At the baseline interview, participants were asked questions about back and lower extremity (hip, knee, and foot) pain. If participants reported back pain that had occurred quite often or almost every day during the previous year, they were asked to rate their pain using a numeric pain rating scale, which has been validated for use in older populations with varying cognitive statuses.[19] This scale, which was shown on a card, included numbers from 0 to 10, with 0 indicating no pain and 10 indicating the worst pain imaginable. For the measurement of lower extremity pain, participants who reported having hip, knee, or foot pain for at least 1 month during the previous year were also asked to rate their pain in the same manner. Upper extremity pain in was not examined in the analyses, because these questions were not included in the database.

Pain was categorized into four categories based on location and severity. Location was divided as back pain (thoracic to lumbar) or lower extremity pain (hip, knee, and foot). If the participant reported pain anywhere in the spine from the cervical to the lumbar region, they were considered to have back pain. If the participant reported pain in the hip, knee, or foot, they were considered to have lower extremity pain. Based on previous work, moderate pain severity (>3 on a scale of 0-10), which is thought to be a clinically important level of pain, was used as the break point.[18] Therefore, four pain categories were created: mild or no pain in the lower extremities or back; moderate to severe back pain, no lower extremity pain; moderate to severe lower extremity pain, no back pain; and lower extremity and back pain with moderate to severe intensity in at least one location.

Fasting blood samples were collected in the morning after a 12-hour fast, centrifuged, and stored at -80°C. Serum levels of 25(OH)D were measured using radioimmunoassay (RIA kit, DiaSorin, Stillwater, MN). The intra- and interassay coefficients of variation for vitamin D were 8.1% and 10.2%, respectively.

Covariates included specific variables thought to confound the association between serum 25(OH)D levels and pain, including age, body mass index (BMI), cognitive status, depressive symptoms, month of vitamin D assessment, calcium intake, and serum creatinine levels. BMI was calculated as weight in kg divided by height in m2. Cognitive status was measured according to Mini-Mental State Examination (MMSE) score. Depressive symptoms were examined using the Centers for Epidemiologic Studies Depression Scale (CES-D) score. Months of vitamin D assessment was included to account for seasonal variation in 25(OH)D levels (nmol/L), because greater sunlight exposure during spring and summer could increase measurement levels. Calcium intake (mg/d) was collected using the food-frequency questionnaire originally developed and validated for the assessment of dietary intake in Italian volunteers participating in the European Prospective Investigation into Cancer and Nutrition.[20] Serum creatinine (mg/dL; a marker of kidney function) was measured using a standard creatinine Jaffe method (Roche Diagnostics, Mannheim, Germany). Parathyroid hormone (PTH) levels were measured using a two-site immunoradiometric assay kit (N-tact PTHSP; DiaSorin). The intra- and interassay coefficients of variation for vitamin D were less than 3.0% and 5.5%, respectively.

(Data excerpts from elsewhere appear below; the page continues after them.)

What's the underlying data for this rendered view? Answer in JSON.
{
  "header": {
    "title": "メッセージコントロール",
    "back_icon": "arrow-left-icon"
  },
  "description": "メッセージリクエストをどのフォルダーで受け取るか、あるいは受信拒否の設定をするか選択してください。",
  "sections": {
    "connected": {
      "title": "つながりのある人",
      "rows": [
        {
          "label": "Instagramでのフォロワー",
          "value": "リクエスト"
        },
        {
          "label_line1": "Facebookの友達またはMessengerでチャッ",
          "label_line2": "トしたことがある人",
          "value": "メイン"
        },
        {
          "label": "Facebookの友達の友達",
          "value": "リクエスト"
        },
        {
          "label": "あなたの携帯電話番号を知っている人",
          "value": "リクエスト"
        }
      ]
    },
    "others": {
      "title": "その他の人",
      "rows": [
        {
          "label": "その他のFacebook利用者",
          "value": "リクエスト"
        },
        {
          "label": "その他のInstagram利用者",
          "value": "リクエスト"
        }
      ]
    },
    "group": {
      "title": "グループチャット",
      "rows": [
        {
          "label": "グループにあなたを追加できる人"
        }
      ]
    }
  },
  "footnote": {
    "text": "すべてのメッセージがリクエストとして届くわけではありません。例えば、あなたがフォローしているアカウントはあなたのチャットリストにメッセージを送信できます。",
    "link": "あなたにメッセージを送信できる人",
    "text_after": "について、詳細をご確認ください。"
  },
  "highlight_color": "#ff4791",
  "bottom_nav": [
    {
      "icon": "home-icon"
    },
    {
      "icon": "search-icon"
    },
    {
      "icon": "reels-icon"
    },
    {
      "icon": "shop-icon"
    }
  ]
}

Vitamin D deficiency was defined as 25(OH)D less than 25.0 nmol/L, consistent with definitions reported in the literature.[21] Descriptive analysis included reporting means±standard deviations for continuous variables and numbers and percentages for categorical variables according to gender and vitamin D category. Within-sex comparisons were made across vitamin D categories using t-tests for continuous variables and chi-square tests for categorical variables. The covariate-adjusted odds ratios were estimated using multinomial logistic regression in sex-stratified models.[22] This approach is appropriate for semi-ordinal outcomes, because it does not assume a linear association between vitamin D deficiency status and pain category. Using the group with no or mild lower extremity and back pain as the reference outcome category, the association between vitamin D deficiency status and each pain category was separately determined. All analyses were conducted using SAS version 8.02 (SAS Institute, Inc., Cary, NC).